Okay.  So here are the facts about the kiln and the firing:


  • I followed two of your recommendations this time.  1. I put a half brick in the flue and 2. I covered the hole above the damper with two pieces of kiln shelf:



  • I'm still single-firing, but to save me from a tiring 24-hour firing, and upon the recommendation of Marc Ward, I fired slowly (9 hours) through 1100°F the first day, shut it up tight and slept.  Then, on Day 2, I fired quickly (8 hours) to Cone 6 (it was 200°F when I began on Day 2).
  • When peering into the kiln, I can see the the majority of the flames are going right under the bottom shelf, directly out the flue.  The bag wall is 5" high, but the bottom shelf is a bit higher.  I'd say about 1/4 or less of the flames go above the first shelf, and none of them reach the second shelf.  Hopefully you can see what I mean in this photo about the height of bag wall vs. shelf.  I figure I need to make that higher than the bottom of the first shelf?


[Split into two posts to accommodate all the photos.]

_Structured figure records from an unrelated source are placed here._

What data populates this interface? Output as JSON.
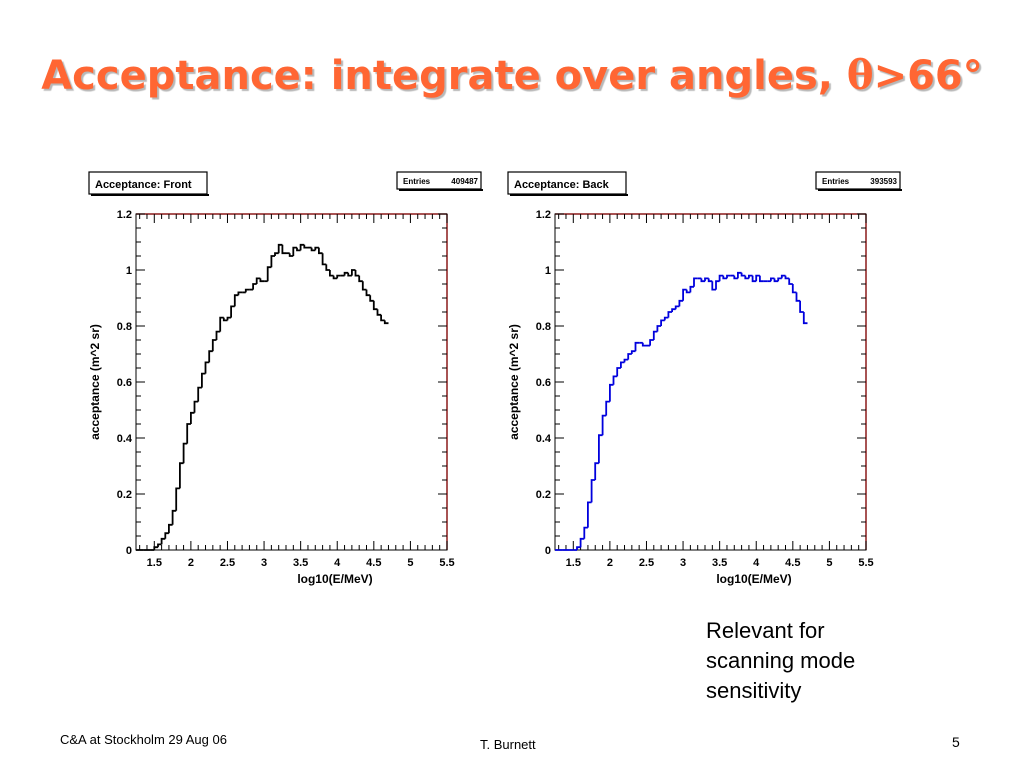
{
  "slide": {
    "title_main": "Acceptance: integrate over angles, ",
    "title_symbol": "θ",
    "title_suffix": ">66°",
    "note_lines": [
      "Relevant for",
      "scanning mode",
      "sensitivity"
    ],
    "footer_left": "C&A at Stockholm  29 Aug 06",
    "footer_center": "T. Burnett",
    "footer_page": "5"
  },
  "chart_data": [
    {
      "type": "line",
      "title": "Acceptance: Front",
      "stats_label": "Entries",
      "stats_value": "409487",
      "xlabel": "log10(E/MeV)",
      "ylabel": "acceptance (m^2 sr)",
      "xlim": [
        1.25,
        5.5
      ],
      "ylim": [
        0,
        1.2
      ],
      "xticks": [
        "1.5",
        "2",
        "2.5",
        "3",
        "3.5",
        "4",
        "4.5",
        "5",
        "5.5"
      ],
      "yticks": [
        "0",
        "0.2",
        "0.4",
        "0.6",
        "0.8",
        "1",
        "1.2"
      ],
      "line_color": "#000000",
      "bin_width": 0.05,
      "bins_start": 1.25,
      "values": [
        0,
        0,
        0,
        0,
        0,
        0.01,
        0.02,
        0.04,
        0.06,
        0.09,
        0.14,
        0.22,
        0.31,
        0.38,
        0.45,
        0.49,
        0.53,
        0.58,
        0.63,
        0.67,
        0.71,
        0.75,
        0.78,
        0.83,
        0.82,
        0.83,
        0.87,
        0.91,
        0.92,
        0.92,
        0.93,
        0.93,
        0.95,
        0.97,
        0.96,
        0.96,
        1.01,
        1.05,
        1.06,
        1.09,
        1.06,
        1.06,
        1.05,
        1.08,
        1.07,
        1.09,
        1.08,
        1.08,
        1.07,
        1.08,
        1.06,
        1.02,
        1.0,
        0.98,
        0.97,
        0.98,
        0.98,
        0.99,
        0.98,
        1.0,
        0.98,
        0.96,
        0.93,
        0.91,
        0.89,
        0.86,
        0.84,
        0.82,
        0.81
      ]
    },
    {
      "type": "line",
      "title": "Acceptance: Back",
      "stats_label": "Entries",
      "stats_value": "393593",
      "xlabel": "log10(E/MeV)",
      "ylabel": "acceptance (m^2 sr)",
      "xlim": [
        1.25,
        5.5
      ],
      "ylim": [
        0,
        1.2
      ],
      "xticks": [
        "1.5",
        "2",
        "2.5",
        "3",
        "3.5",
        "4",
        "4.5",
        "5",
        "5.5"
      ],
      "yticks": [
        "0",
        "0.2",
        "0.4",
        "0.6",
        "0.8",
        "1",
        "1.2"
      ],
      "line_color": "#0000dd",
      "bin_width": 0.05,
      "bins_start": 1.25,
      "values": [
        0,
        0,
        0,
        0,
        0,
        0,
        0.01,
        0.04,
        0.08,
        0.17,
        0.25,
        0.31,
        0.41,
        0.48,
        0.53,
        0.59,
        0.62,
        0.65,
        0.67,
        0.68,
        0.7,
        0.71,
        0.74,
        0.74,
        0.73,
        0.73,
        0.75,
        0.78,
        0.8,
        0.82,
        0.83,
        0.85,
        0.86,
        0.87,
        0.89,
        0.93,
        0.92,
        0.94,
        0.97,
        0.97,
        0.96,
        0.97,
        0.96,
        0.93,
        0.96,
        0.98,
        0.97,
        0.98,
        0.98,
        0.97,
        0.99,
        0.98,
        0.97,
        0.98,
        0.96,
        0.98,
        0.96,
        0.96,
        0.96,
        0.97,
        0.96,
        0.97,
        0.98,
        0.97,
        0.95,
        0.92,
        0.89,
        0.85,
        0.81
      ]
    }
  ]
}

Soda Wadding Recipe Sources?

21 February 2014 - 04:41 PM

After a series of exhaustive Google searches, I've decided everyone holds their wadding recipes very, very close and dear.  Is this true?  I've found gobs of recipes for wood-kiln wadding, but little to none for soda firings.


I used Gail Nichols (I think?) Alumina Hydrate 80 / EPK 20 + a dab of plain white flour in the past, but what an icky white spot it leaves.  Oh, to find some incredible flashing à la Simon Levin and other fine wood firers!


I'm using a 50/50 ratio (+ a hint of flour) this time, and will liberally roll the wads in different oxides, as an experiment.  Maybe one of them will flash?  We'll see.  But otherwise, I see no references - anywhere! - to even a starting point for experimentation.  Except that using sand and/or sawdust, great for wood-only, would only leave me with fused pots in a soda kiln.


If anyone has any references, I'm all ears!

First Firing Of This Here Electric-To-Propane/wood/soda Converted Kiln

23 January 2014 - 01:35 PM

Oh my, all the help I received here in the planning, purchasing, moving, building, firing of this thing!  Am I ever thankful for this place.


Thought I'd share just a bit here.  Details are on my blathering blog.


This is Big Anthony.  I think his chimney is too big.  But he works just fine.




I'm single-firing, and the process took about 21 hours, freezing cold to Cone Six.


He stalled at about 1950°F, and I fired the rest of the way with the addition of wood - which I'd planned to do, anyhow, for fun.  Just didn't realize I'd have to do it.


Learning is a process, right?  I completely screwed up the reduction I was hoping for; I only had four soda ports, located between the firebox and the shelves, and didn't get all of my soda introduced (near the end, the metal wand from the garden sprayer shot out of the sprayer, laying squarely in the firebox); and I accidentally crash-cooled it.  But I still got some great teaching results, considering this was the first time I'd ever fired any non-electric kiln beyond a couple test propane/soda kilns.








I learned a lot - ohmyword, so much - from this firing.  So much about firing this kiln, and firing kilns in general, about slips and glazes, placement of pots in the kiln, what my brain can and cannot compute on no sleep ...


In any event, it worked!  I'm forever thankful for all the help I received here.  It worked!